В нашем чересчур цивилизованном обществе человек опасается откровенных признаний: их стыдно произносить вслух, они ранят самолюбие или, что еще хуже, способны опорочить то представление о нем, которое он хочет внушить окружающим; в результате любой образ становится прискорбно обедненным, бесцветным, невыразительным, плоским, как игральная карта, и, разумеется, в высшей степени пристойным, как и все, что лишено жизни, – вот почему искренность так чарующе привлекательна. Более того, откровения скоро становятся – особенно в конце дня, зимой, с наступлением сумерек, в кабинетике на улице Себастьена Боттена, куда Костекер, или Клаус-Мария, или Эгберт Хемингос заходили за мной и где задерживались, чтобы помечтать вслух, – привычкой, которой вечерние часы или усталость придают особый шарм. Само сознание, что можно слегка принизить себя в глазах друзей, что можно безбоязненно обнажить перед ними свою вполне банальную ранку, внушает иногда непрочную иллюзию, что мы компенсируем самоуважение, от которого притворно отказались, душевным мужеством, рискованным старанием докопаться до истины и охотно демонстрируем это окружающим. Но если вдуматься глубже, откровенность создает у нас ощущение, что мы общаемся с себе подобными, с равными, что доказываем свою принадлежность к людской общности, зарабатывая, таким образом, индульгенцию на будущее; нам кажется, что все мы – животные с одинаково низким развитием, почти одинаково хищные и весьма малочисленные.

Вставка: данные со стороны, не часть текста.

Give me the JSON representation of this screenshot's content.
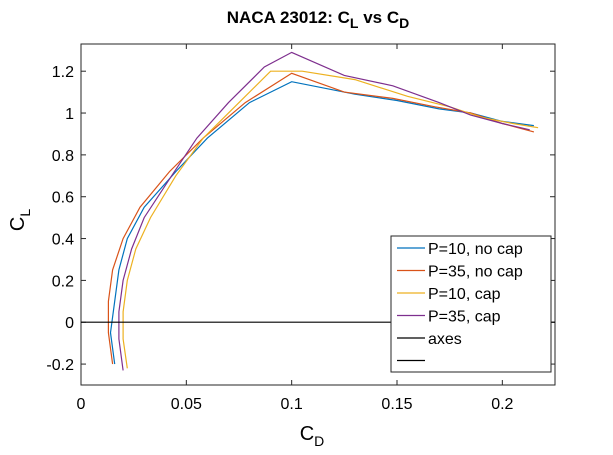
{
  "chart_data": {
    "type": "line",
    "title": {
      "main": "NACA 23012: C",
      "sub1": "L",
      "mid": " vs C",
      "sub2": "D"
    },
    "xlabel": {
      "main": "C",
      "sub": "D"
    },
    "ylabel": {
      "main": "C",
      "sub": "L"
    },
    "xlim": [
      0,
      0.225
    ],
    "ylim": [
      -0.3,
      1.33
    ],
    "xticks": [
      0,
      0.05,
      0.1,
      0.15,
      0.2
    ],
    "xtick_labels": [
      "0",
      "0.05",
      "0.1",
      "0.15",
      "0.2"
    ],
    "yticks": [
      -0.2,
      0,
      0.2,
      0.4,
      0.6,
      0.8,
      1,
      1.2
    ],
    "ytick_labels": [
      "-0.2",
      "0",
      "0.2",
      "0.4",
      "0.6",
      "0.8",
      "1",
      "1.2"
    ],
    "grid": false,
    "legend_placement": "bottom-right",
    "series": [
      {
        "name": "P=10, no cap",
        "color": "#0072BD",
        "x": [
          0.016,
          0.014,
          0.016,
          0.018,
          0.022,
          0.03,
          0.045,
          0.06,
          0.08,
          0.1,
          0.13,
          0.15,
          0.17,
          0.185,
          0.2,
          0.215
        ],
        "y": [
          -0.2,
          -0.05,
          0.1,
          0.25,
          0.4,
          0.55,
          0.72,
          0.88,
          1.05,
          1.15,
          1.09,
          1.06,
          1.02,
          1.0,
          0.96,
          0.94
        ]
      },
      {
        "name": "P=35, no cap",
        "color": "#D95319",
        "x": [
          0.015,
          0.013,
          0.013,
          0.015,
          0.02,
          0.028,
          0.042,
          0.058,
          0.078,
          0.1,
          0.125,
          0.148,
          0.168,
          0.185,
          0.2,
          0.215
        ],
        "y": [
          -0.2,
          -0.05,
          0.1,
          0.25,
          0.4,
          0.55,
          0.72,
          0.88,
          1.05,
          1.19,
          1.1,
          1.07,
          1.03,
          1.0,
          0.95,
          0.91
        ]
      },
      {
        "name": "P=10, cap",
        "color": "#EDB120",
        "x": [
          0.022,
          0.02,
          0.02,
          0.022,
          0.026,
          0.033,
          0.045,
          0.058,
          0.075,
          0.09,
          0.105,
          0.13,
          0.155,
          0.175,
          0.19,
          0.205,
          0.217
        ],
        "y": [
          -0.22,
          -0.08,
          0.05,
          0.2,
          0.35,
          0.5,
          0.7,
          0.88,
          1.05,
          1.2,
          1.2,
          1.16,
          1.08,
          1.03,
          0.98,
          0.95,
          0.93
        ]
      },
      {
        "name": "P=35, cap",
        "color": "#7E2F8E",
        "x": [
          0.02,
          0.018,
          0.018,
          0.02,
          0.024,
          0.03,
          0.043,
          0.055,
          0.07,
          0.087,
          0.1,
          0.125,
          0.148,
          0.17,
          0.185,
          0.2,
          0.213
        ],
        "y": [
          -0.23,
          -0.08,
          0.05,
          0.2,
          0.35,
          0.5,
          0.7,
          0.88,
          1.05,
          1.22,
          1.29,
          1.18,
          1.13,
          1.05,
          0.99,
          0.95,
          0.92
        ]
      },
      {
        "name": "axes",
        "color": "#000000",
        "x": [
          0,
          0.225
        ],
        "y": [
          0,
          0
        ]
      },
      {
        "name": "",
        "color": "#000000",
        "x": [],
        "y": []
      }
    ]
  }
}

И мы испытываем умиротворение, почти благодарность при мысли о том, что нам нравится походить друг на друга, ничем не выделяться из общей массы. В конце концов, мы даже находим радость – и сколь редкую радость! – в подобной уравниловке.
Я обрел эту связь – или эту радость – подле Рауля Костекера. И она длится до сих пор. Магазин музыкальной литературы и сегодня существует под аркадами улицы Риволи. Низкие книжные витрины были с большим вкусом расставлены по всему помещению. Сейчас их стало меньше. И ни одна из них не смотрела на улицу. По стенам тянулись полки из резного дерева. Несколько старинных полотен и несколько сверхсовременных картин стояли на полу или висели на маленьких медных кронштейнах, торчавших над полками. Рауль – человек с неприступно-холодной внешностью. Тогда ему было около пятидесяти лет, он был неизменно одет как картинка, любил мужчин – но крайней мере, в тот момент, когда наслаждался близостью с ними, хотя сразу же после этого чувствовал отвращение, заставлявшее его ограничиваться одной-единственной встречей с каждым из них. Безмерно одинокая, утонченная, меланхоличная натура. Магазин ведет свою историю с 1822 года. Это единственное место, где по вечерам я чувствую себя умиротворенным, где люблю сидеть до тех пор, пока Костекер не запрет двери и мы не отправимся к нему ужинать. Магазин, как правило, пустует: случайных посетителей отпугивает это монашески строгое пространство, кресла, расставленные вокруг витрин, которые не смотрят на улицу, сумасшедшие цены на инструменты, рукописи и книги. Я устраиваюсь в кресле в уголке зала и сижу в приятном полузабытьи, любуясь изысканными, старинными вызолоченными переплетами мастерских Авьелара или Бапома, изучая автограф Гайдна или Рамо, разглядывая лютню Пьерре или большую виолу Антуана Верона, которые внезапно загораются блеском в свете лампочки, включенной каким-нибудь клиентом или самим Раулем. И грезя о годах Революции, когда Коликер спускал за бесценок инструменты, умиравшие вместе со старым режимом, и когда лот из восьми виол стоил всего семьдесят пять сантимов.
Четыре часа ночи… что это за странный призрак хватается за работу? Что за существо, живущее у меня внутри, так неистово стремится к труду? Любопытное явление: вода – капля по капле, день за днем – никак не точила камень. Работа не приносила мне забытья. Я так и не смог понять, какая надобность в тяготах, в страданиях понуждала меня заполнять трудовой деятельностью каждую минуту, каждый день моей жизни? Чье лицо скрывал этот лакедемонянин? Иногда мне вспоминалась короткая считалочка, которую сестры Лизбет и Люиза пели друг дружке в детстве, прыгая через веревочку:
Я перечитываю все эти слова, вышедшие из-под моего пера. И нахожу им не много оправданий – разве только нетерпеливое стремление к откровенности и надежду, что она подарит мне хоть какое-то подобие покоя. Увы, я пока еще не испытал ни покоя, ни того заветного тепла, того особого, нежного и ностальгического света, которых душа ждет в обмен на свои откровения, как будто голос – это некий пароль, способный открыть доступ чему-то совсем иному, нежели сам голос, более того, как будто это ключ к прощению и ласке, которые вымаливаешь у того, кто никогда не умел расточать их.